La Commission européenne a donné son feu vert au plan d’action présenté par X pour se conformer à ses obligations de transparence et d’accès des chercheurs aux données publiques, dans le cadre du Digital Services Act. Une validation qui intervient sept mois après la décision constatant l’infraction et l’amende infligée en décembre 2025, et qui s’accompagne d’une surveillance resserrée sur les points jugés les plus fragiles par les régulateurs européens.
Un répertoire publicitaire enfin exploitable
Le premier volet du plan porte sur le répertoire des publicités, jusqu’ici jugé peu fonctionnel au regard des exigences du règlement européen. X s’engage à enrichir les filtres de recherche, notamment sur le contenu des annonces et les critères de ciblage, et à afficher directement les résultats sur l’interface plutôt que de renvoyer vers des fichiers Excel séparés. Le temps de réponse, actuellement fixé à 200 secondes, devra être ramené au minimum techniquement possible. La plateforme s’engage également à livrer des informations plus complètes sur chaque publicité, contenu intégral compris, ainsi que les URLs de redirection, et à ouvrir cet outil via une API.
L’accès des chercheurs revu en profondeur
Second axe du plan, la question de l’accès des chercheurs aux données publiques, qui constituait l’autre motif du constat d’infraction. X va revoir son processus de sélection des candidatures afin d’éviter les exclusions par erreur, garantir un accès gratuit aux chercheurs éligibles et réduire significativement les délais de traitement, en limitant les échanges superflus avec les candidats. Ses conditions générales seront par ailleurs modifiées pour lever toute interdiction contractuelle visant le scraping de données publiques par les chercheurs concernés.
Un feu vert sous conditions
Ces engagements devront être vérifiés par un audit externe indépendant, dont le rapport sera transmis à la Commission dans les six mois suivant la mise en œuvre des mesures. Si l’audit formule des recommandations, X devra les appliquer intégralement. Le Board for Digital Services, consulté sur ce dossier, a rendu son avis le 15 juin : il juge les mesures partiellement adéquates, mais estime que le volet audit, et donc le plan dans son ensemble, reste insuffisant pour répondre aux manquements constatés. La Commission dit avoir pris en compte cet avis avec attention et a précisé plusieurs points que X devra respecter dans la phase de mise en œuvre.

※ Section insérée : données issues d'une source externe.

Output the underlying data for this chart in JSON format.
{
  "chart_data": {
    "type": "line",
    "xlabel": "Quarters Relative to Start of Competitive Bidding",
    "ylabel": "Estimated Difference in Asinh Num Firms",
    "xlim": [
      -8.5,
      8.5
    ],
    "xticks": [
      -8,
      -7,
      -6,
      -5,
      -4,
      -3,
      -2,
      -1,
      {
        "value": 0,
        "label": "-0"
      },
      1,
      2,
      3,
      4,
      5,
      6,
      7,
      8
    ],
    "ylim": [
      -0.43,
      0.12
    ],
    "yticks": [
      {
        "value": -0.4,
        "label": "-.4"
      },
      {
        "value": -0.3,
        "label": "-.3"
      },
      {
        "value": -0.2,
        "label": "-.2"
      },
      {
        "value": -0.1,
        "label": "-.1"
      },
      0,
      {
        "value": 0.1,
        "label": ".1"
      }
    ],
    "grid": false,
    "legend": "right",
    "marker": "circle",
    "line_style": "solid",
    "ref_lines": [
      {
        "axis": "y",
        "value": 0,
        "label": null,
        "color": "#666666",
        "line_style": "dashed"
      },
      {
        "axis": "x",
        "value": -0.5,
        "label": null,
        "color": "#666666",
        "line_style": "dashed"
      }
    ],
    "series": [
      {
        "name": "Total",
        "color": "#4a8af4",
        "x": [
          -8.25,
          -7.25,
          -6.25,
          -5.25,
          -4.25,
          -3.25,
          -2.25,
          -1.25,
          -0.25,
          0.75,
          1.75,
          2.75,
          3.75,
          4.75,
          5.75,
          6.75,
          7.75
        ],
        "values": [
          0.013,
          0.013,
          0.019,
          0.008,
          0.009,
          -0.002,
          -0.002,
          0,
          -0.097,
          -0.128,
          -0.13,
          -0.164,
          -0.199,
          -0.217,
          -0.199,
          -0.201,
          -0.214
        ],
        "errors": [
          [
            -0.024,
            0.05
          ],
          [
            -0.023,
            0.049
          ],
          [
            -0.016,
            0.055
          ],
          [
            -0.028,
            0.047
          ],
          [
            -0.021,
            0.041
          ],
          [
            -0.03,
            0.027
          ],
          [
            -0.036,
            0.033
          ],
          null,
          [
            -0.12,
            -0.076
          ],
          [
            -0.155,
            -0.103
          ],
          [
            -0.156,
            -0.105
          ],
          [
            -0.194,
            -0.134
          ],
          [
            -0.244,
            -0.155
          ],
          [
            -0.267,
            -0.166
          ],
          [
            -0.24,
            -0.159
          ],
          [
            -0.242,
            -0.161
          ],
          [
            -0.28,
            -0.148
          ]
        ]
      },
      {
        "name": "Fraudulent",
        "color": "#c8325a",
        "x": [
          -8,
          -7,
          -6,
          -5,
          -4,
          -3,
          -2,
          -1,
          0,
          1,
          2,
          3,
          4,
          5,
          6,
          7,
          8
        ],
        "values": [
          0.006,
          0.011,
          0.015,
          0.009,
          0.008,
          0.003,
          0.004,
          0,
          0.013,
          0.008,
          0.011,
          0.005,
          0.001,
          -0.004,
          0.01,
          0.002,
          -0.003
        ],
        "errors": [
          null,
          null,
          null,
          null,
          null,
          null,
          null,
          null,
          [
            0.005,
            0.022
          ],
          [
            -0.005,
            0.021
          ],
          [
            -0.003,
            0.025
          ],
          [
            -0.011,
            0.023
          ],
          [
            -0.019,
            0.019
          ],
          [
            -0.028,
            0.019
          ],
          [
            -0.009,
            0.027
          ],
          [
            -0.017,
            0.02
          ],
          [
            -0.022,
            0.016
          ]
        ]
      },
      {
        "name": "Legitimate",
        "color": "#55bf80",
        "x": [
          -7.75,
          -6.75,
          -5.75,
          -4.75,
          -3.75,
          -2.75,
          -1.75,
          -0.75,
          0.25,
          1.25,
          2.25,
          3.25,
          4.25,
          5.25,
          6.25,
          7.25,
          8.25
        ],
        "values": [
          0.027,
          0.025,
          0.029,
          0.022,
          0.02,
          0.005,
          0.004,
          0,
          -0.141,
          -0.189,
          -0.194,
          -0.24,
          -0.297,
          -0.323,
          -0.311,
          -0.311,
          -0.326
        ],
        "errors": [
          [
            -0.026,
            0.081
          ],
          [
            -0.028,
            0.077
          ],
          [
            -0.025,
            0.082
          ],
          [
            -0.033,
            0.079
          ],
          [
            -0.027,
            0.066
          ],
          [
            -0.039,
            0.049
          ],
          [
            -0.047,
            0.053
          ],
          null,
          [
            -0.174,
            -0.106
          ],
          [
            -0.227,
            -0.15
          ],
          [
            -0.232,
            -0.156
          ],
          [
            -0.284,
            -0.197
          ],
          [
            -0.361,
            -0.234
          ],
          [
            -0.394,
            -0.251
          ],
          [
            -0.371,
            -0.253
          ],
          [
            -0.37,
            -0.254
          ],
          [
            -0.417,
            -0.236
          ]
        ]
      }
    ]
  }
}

X dispose désormais de six mois pour exécuter son plan d’action. La Commission annonce un suivi rapproché, avec une attention particulière portée aux points relevés par le Board, et prévoit des mises à jour régulières auprès de cette instance ainsi que des coordinateurs pour les services numériques sur l’avancement des travaux et les activités de contrôle en cours.